Plus de deux milliards de dollars doivent être investis pour réaliser un port, un chemin de fer et une route devant faciliter l’exploitation minière et désenclaver le sud et le centre du pays. Mais un différend juridique pourrait compliquer la donne.
Appliquer la stratégie d’exploitation partagée des infrastructures minières déjà à l’œuvre au nord-ouest du pays plus au sud.

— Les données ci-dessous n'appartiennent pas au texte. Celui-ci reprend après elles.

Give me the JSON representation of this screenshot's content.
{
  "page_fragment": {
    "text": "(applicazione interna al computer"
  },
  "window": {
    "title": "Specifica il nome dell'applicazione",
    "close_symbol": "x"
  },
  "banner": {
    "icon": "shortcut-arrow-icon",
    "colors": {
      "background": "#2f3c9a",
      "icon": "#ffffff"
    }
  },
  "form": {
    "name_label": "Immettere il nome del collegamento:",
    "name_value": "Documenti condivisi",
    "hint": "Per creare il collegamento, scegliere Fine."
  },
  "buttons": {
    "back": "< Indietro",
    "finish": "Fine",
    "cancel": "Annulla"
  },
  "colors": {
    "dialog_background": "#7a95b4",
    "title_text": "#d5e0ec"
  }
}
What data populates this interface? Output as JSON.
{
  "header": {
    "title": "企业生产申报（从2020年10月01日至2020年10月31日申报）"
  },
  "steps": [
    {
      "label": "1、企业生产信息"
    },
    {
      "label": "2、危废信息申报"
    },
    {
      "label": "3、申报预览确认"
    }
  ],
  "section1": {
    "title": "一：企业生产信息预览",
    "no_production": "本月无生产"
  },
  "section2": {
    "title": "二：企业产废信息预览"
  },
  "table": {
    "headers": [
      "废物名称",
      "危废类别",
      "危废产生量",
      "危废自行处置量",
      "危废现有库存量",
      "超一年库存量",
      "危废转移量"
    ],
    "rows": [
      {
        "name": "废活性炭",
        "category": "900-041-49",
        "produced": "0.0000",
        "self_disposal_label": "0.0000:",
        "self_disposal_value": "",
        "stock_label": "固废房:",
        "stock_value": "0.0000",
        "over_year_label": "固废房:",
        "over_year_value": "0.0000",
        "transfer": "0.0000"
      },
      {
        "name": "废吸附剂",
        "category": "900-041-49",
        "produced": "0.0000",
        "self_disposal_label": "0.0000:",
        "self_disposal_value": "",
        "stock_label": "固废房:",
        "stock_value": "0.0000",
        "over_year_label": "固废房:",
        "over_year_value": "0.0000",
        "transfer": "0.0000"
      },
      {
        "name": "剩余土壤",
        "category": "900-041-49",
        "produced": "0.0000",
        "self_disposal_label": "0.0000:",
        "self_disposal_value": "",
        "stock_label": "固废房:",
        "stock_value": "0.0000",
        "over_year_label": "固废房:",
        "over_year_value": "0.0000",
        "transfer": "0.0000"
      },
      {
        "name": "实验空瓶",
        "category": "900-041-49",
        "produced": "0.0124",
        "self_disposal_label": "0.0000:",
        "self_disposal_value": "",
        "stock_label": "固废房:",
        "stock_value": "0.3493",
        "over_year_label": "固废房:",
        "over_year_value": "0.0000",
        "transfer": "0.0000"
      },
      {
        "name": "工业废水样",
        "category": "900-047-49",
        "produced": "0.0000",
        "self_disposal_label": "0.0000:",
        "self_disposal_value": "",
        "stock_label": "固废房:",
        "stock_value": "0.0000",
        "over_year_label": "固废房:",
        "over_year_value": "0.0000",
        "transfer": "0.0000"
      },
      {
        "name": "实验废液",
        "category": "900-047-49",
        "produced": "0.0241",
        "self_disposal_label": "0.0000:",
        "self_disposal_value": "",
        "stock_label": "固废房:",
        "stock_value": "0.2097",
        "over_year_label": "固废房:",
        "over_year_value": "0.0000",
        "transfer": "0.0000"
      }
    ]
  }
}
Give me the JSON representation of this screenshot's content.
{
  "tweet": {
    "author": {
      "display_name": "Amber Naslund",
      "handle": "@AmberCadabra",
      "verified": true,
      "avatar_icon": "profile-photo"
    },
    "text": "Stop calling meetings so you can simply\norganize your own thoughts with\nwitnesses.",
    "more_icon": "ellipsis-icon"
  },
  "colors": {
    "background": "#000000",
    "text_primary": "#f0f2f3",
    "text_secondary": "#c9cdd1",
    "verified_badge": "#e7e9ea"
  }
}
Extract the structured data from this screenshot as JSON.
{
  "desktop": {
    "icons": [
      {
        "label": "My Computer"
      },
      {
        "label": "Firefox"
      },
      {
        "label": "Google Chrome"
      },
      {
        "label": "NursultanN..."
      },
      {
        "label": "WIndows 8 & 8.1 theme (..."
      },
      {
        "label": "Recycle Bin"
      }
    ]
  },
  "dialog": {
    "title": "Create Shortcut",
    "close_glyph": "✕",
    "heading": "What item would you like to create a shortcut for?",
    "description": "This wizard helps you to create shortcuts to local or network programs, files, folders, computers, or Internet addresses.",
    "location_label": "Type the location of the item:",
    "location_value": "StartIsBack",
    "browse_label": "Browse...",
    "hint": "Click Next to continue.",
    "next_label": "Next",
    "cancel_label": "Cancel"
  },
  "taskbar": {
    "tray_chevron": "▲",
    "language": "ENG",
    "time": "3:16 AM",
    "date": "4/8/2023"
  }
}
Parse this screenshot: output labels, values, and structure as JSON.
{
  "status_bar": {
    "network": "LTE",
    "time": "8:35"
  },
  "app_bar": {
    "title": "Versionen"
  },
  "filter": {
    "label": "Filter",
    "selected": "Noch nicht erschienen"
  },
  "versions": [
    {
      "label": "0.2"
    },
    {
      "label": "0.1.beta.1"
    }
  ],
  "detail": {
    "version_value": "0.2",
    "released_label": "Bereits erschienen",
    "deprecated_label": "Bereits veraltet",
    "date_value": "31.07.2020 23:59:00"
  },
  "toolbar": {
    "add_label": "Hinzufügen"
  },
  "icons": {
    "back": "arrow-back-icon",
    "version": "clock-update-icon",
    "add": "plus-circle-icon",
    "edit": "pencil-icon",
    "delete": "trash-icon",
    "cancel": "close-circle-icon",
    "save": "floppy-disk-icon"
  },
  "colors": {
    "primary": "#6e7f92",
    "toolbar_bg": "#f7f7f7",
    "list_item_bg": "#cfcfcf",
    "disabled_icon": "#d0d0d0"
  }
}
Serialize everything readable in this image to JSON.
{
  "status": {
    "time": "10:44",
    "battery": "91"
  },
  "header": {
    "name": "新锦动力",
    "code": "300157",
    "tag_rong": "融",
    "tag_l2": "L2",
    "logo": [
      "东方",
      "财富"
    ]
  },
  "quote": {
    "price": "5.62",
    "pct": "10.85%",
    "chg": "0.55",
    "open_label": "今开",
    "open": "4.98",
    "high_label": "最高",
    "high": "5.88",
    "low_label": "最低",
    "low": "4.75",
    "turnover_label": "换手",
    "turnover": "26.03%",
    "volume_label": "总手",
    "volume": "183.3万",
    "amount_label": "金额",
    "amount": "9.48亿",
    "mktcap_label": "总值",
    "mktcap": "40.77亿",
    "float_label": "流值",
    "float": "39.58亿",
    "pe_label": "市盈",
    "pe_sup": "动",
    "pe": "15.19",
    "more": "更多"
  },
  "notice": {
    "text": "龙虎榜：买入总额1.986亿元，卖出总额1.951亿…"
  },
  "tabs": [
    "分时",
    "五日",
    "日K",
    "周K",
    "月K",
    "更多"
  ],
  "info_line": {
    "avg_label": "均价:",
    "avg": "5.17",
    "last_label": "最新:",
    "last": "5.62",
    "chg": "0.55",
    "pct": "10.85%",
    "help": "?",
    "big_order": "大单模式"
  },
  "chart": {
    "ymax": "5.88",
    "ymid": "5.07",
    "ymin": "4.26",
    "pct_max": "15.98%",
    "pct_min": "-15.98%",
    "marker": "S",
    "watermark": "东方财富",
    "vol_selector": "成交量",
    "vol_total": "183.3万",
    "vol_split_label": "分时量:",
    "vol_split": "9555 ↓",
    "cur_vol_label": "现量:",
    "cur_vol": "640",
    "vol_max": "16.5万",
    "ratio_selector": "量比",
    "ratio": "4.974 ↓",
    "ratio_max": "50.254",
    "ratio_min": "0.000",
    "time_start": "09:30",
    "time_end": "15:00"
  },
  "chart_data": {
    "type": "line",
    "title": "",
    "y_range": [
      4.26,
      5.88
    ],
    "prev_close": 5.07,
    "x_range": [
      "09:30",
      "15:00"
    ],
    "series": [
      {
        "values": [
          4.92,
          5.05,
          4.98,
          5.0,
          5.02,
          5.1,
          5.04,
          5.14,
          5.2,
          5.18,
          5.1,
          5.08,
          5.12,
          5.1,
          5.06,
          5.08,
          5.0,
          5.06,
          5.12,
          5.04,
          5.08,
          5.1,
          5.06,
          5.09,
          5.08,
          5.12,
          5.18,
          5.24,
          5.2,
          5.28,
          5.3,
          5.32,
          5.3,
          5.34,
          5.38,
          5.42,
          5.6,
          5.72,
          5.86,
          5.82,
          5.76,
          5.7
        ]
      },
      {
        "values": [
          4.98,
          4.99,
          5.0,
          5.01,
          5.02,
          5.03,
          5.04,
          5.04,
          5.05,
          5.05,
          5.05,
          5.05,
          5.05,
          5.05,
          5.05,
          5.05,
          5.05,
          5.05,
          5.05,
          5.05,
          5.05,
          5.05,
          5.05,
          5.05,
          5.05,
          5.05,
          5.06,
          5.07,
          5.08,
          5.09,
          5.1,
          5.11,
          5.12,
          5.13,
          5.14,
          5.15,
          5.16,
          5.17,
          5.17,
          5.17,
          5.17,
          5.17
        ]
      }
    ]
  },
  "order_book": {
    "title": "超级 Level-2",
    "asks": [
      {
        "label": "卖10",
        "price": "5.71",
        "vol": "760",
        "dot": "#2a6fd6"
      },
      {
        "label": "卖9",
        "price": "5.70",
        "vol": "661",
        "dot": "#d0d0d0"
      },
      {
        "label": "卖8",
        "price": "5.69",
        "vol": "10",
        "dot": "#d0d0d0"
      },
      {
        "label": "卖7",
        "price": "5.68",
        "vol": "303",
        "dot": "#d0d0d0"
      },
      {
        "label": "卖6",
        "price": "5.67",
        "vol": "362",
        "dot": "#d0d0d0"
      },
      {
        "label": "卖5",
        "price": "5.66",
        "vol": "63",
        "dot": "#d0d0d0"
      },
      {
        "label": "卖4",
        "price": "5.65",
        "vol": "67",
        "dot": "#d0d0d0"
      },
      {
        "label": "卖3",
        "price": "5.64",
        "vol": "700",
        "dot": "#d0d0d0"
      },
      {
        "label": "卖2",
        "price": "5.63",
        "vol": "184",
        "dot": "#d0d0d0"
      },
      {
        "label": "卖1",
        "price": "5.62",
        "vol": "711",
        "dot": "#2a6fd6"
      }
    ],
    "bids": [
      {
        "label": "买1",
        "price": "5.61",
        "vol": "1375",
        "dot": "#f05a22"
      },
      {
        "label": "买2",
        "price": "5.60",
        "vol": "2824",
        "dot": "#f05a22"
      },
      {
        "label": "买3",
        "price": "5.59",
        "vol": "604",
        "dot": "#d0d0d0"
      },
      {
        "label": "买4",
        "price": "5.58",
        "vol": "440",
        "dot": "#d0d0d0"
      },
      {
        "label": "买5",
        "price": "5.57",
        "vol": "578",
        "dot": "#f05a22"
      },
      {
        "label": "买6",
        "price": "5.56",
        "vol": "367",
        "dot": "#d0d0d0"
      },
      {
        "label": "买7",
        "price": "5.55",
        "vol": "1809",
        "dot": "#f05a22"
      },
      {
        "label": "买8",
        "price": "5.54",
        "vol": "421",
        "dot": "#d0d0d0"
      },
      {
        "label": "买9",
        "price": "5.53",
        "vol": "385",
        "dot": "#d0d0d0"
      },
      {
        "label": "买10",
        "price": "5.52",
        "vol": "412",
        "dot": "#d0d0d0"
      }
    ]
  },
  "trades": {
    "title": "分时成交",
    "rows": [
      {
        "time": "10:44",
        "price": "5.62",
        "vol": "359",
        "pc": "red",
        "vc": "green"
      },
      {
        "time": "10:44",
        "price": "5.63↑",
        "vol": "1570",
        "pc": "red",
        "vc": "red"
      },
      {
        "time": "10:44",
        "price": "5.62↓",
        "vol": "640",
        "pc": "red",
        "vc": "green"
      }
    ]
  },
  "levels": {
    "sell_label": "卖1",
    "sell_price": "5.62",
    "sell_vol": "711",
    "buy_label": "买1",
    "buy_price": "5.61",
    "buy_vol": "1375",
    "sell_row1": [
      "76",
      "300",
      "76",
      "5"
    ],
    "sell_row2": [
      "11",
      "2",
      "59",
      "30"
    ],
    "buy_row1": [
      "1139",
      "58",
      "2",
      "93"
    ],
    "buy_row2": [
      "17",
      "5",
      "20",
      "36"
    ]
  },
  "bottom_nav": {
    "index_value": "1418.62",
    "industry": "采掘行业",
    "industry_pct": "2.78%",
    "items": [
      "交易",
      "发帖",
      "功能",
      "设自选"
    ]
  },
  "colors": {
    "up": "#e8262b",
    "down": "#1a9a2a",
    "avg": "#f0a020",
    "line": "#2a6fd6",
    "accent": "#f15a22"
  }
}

Telle est l’ambition de la convention de concession qui doit être signée prochainement, en marge de l’Exposition universelle 2020 à Dubaï, entre Marine Contracting & Infrastructure (MCI), filiale guinéenne du constructeur émirati Ghantoot Group, et les autorités guinéennes.
Le texte, qui doit ensuite être ratifié par le Conseil national de transition (CNT), parlement provisoire que le président de la transition Mamadi Doumbouya vient d’installer, prévoit la construction d’un ensemble d’infrastructures – port, chemin de fer et route – pour créer un corridor dans le sud-ouest et centre du pays entre la zone côtière de Forécariah et les villes de Kindia et Mamou notamment. Le projet représente un investissement de plus de deux milliards de dollars (1,75 milliard d’euros) sur sept ans, mais demeure menacé par un différend juridique entre certaines parties prenantes (voir encadré plus bas).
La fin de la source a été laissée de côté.